Australia said Thursday consider of asking a refuge for hong Kong people who would like to leave the ex-british colony because of the new security bill imposed by Beijing, a position which may worsen its already tense relations with China.
The Prime minister of australia Scott Morrison has judged the situation in hong kong “very worrying” and announced that his government was considering how “very active” for the offer to host the residents of the region chinese.
Asked if Australia could eventually provide a form of asylum to hong Kong, he answered “yes” to a reporter.
He said that this measure would be quickly considered by his government, intimating that it will be adopted.
“It is important, and very consistent with what we are,” he said.
The british government announced on Wednesday to extend the rights of immigration for the people of Hong Kong considered that the new law on national security imposed by China constituted a “manifest violation” of the autonomy of the territory.
The Uk returned in 1997 Hong Kong to China, provided that its former colony retains certain freedoms, and the autonomy and legislative and judicial for 50 years.

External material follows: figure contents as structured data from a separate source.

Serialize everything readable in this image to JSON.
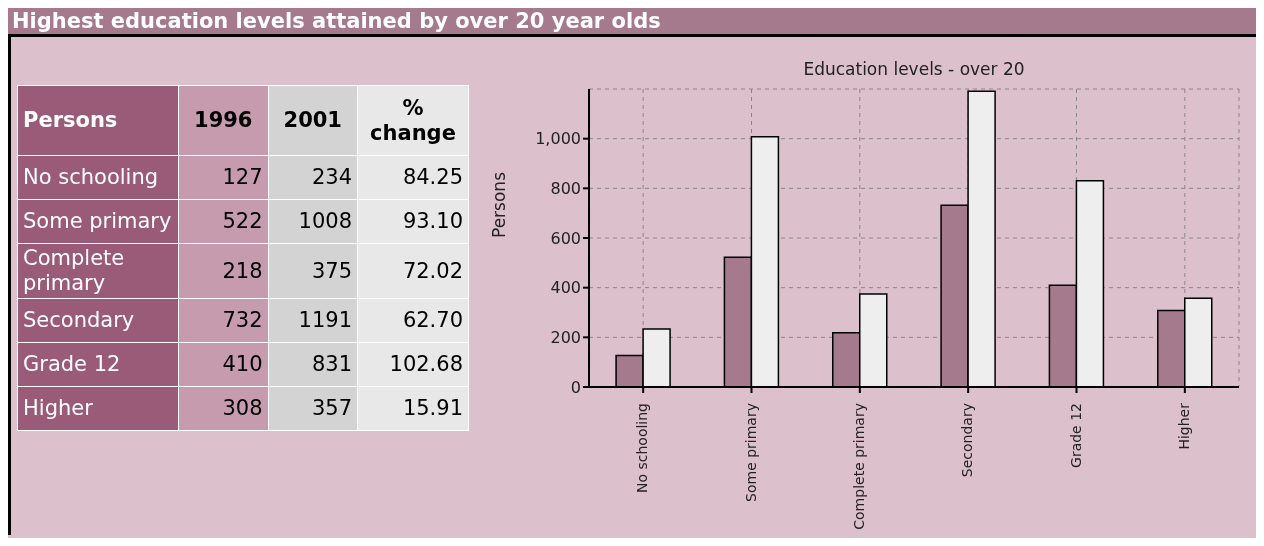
{
  "chart_data": [
    {
      "type": "other",
      "title": "Highest education levels attained by over 20 year olds",
      "ylabel": "Persons",
      "categories": [
        "No schooling",
        "Some primary",
        "Complete primary",
        "Secondary",
        "Grade 12",
        "Higher"
      ],
      "series": [
        {
          "name": "1996",
          "color": "#c69bae",
          "values": [
            127,
            522,
            218,
            732,
            410,
            308
          ]
        },
        {
          "name": "2001",
          "color": "#d3d3d3",
          "values": [
            234,
            1008,
            375,
            1191,
            831,
            357
          ]
        },
        {
          "name": "% change",
          "color": "#e8e8e8",
          "values": [
            84.25,
            93.1,
            72.02,
            62.7,
            102.68,
            15.91
          ],
          "value_labels": [
            "84.25",
            "93.10",
            "72.02",
            "62.70",
            "102.68",
            "15.91"
          ]
        }
      ],
      "data_labels": true,
      "legend": "top"
    },
    {
      "type": "bar",
      "title": "Education levels - over 20",
      "ylabel": "Persons",
      "categories": [
        "No schooling",
        "Some primary",
        "Complete primary",
        "Secondary",
        "Grade 12",
        "Higher"
      ],
      "series": [
        {
          "color": "#a57a8c",
          "values": [
            127,
            522,
            218,
            732,
            410,
            308
          ]
        },
        {
          "color": "#eeeeee",
          "values": [
            234,
            1008,
            375,
            1191,
            831,
            357
          ]
        }
      ],
      "ylim": [
        0,
        1200
      ],
      "yticks": [
        0,
        200,
        400,
        600,
        800,
        {
          "value": 1000,
          "label": "1,000"
        }
      ],
      "grid": true
    }
  ]
}
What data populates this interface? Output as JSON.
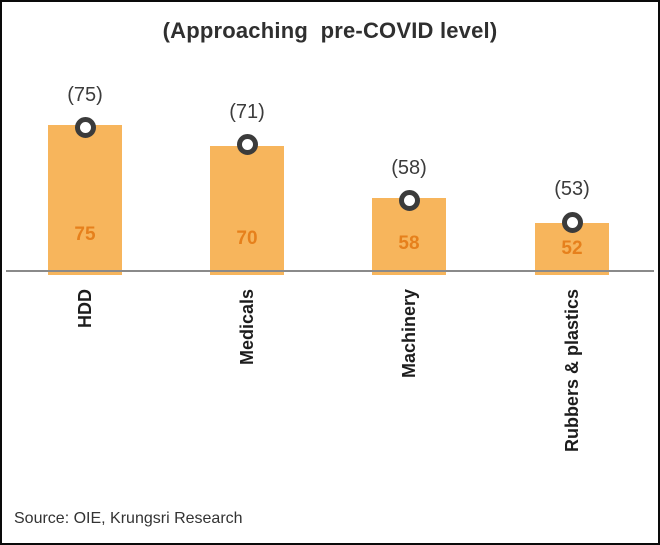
{
  "title": "(Approaching  pre-COVID level)",
  "source_note": "Source: OIE, Krungsri Research",
  "colors": {
    "bar_fill": "#F7B55C",
    "bar_value_text": "#E6801C",
    "marker_ring": "#3B3B3B",
    "axis_line": "#8A8A8A",
    "title_text": "#2F2F2F",
    "category_text": "#1D1D1D",
    "border": "#0A0A0A"
  },
  "chart_data": {
    "type": "bar",
    "title": "(Approaching  pre-COVID level)",
    "categories": [
      "HDD",
      "Medicals",
      "Machinery",
      "Rubbers & plastics"
    ],
    "series": [
      {
        "name": "bar-values",
        "values": [
          75,
          70,
          58,
          52
        ]
      },
      {
        "name": "circle-marker-values",
        "values": [
          75,
          71,
          58,
          53
        ]
      }
    ],
    "bar_value_labels": [
      "75",
      "70",
      "58",
      "52"
    ],
    "marker_value_labels": [
      "(75)",
      "(71)",
      "(58)",
      "(53)"
    ],
    "xlabel": "",
    "ylabel": "",
    "legend": "none",
    "grid": false,
    "orientation": "vertical",
    "value_axis_hidden": true,
    "source": "Source: OIE, Krungsri Research"
  }
}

The text promulgated on Tuesday evening, after a wave of protests unprecedented in the past year in Hong Kong, plans to punish the activities of the separatists, “terrorists”, the subversion or foreign interference in the autonomous territory to chinese.
A lot of criticism of the influence of China, see the national security act as the final nail on the coffin of the principle of “One country, two systems”.
The relations between China and Australia have worsened considerably in recent times.
In mid-June, the australian government revealed that the country had been the target of a large cyber attack by a “state actor”, the media pointing the finger at China.
Canberra had provoked the wrath of Beijing by calling for an independent international investigation on the origins of the pandemic coronavirus, and in denouncing a chinese diplomatic and aggressive and dishonest.
China has responded by advising its nationals to Australia as a destination for tourism and study and taken trade sanctions against australian produce.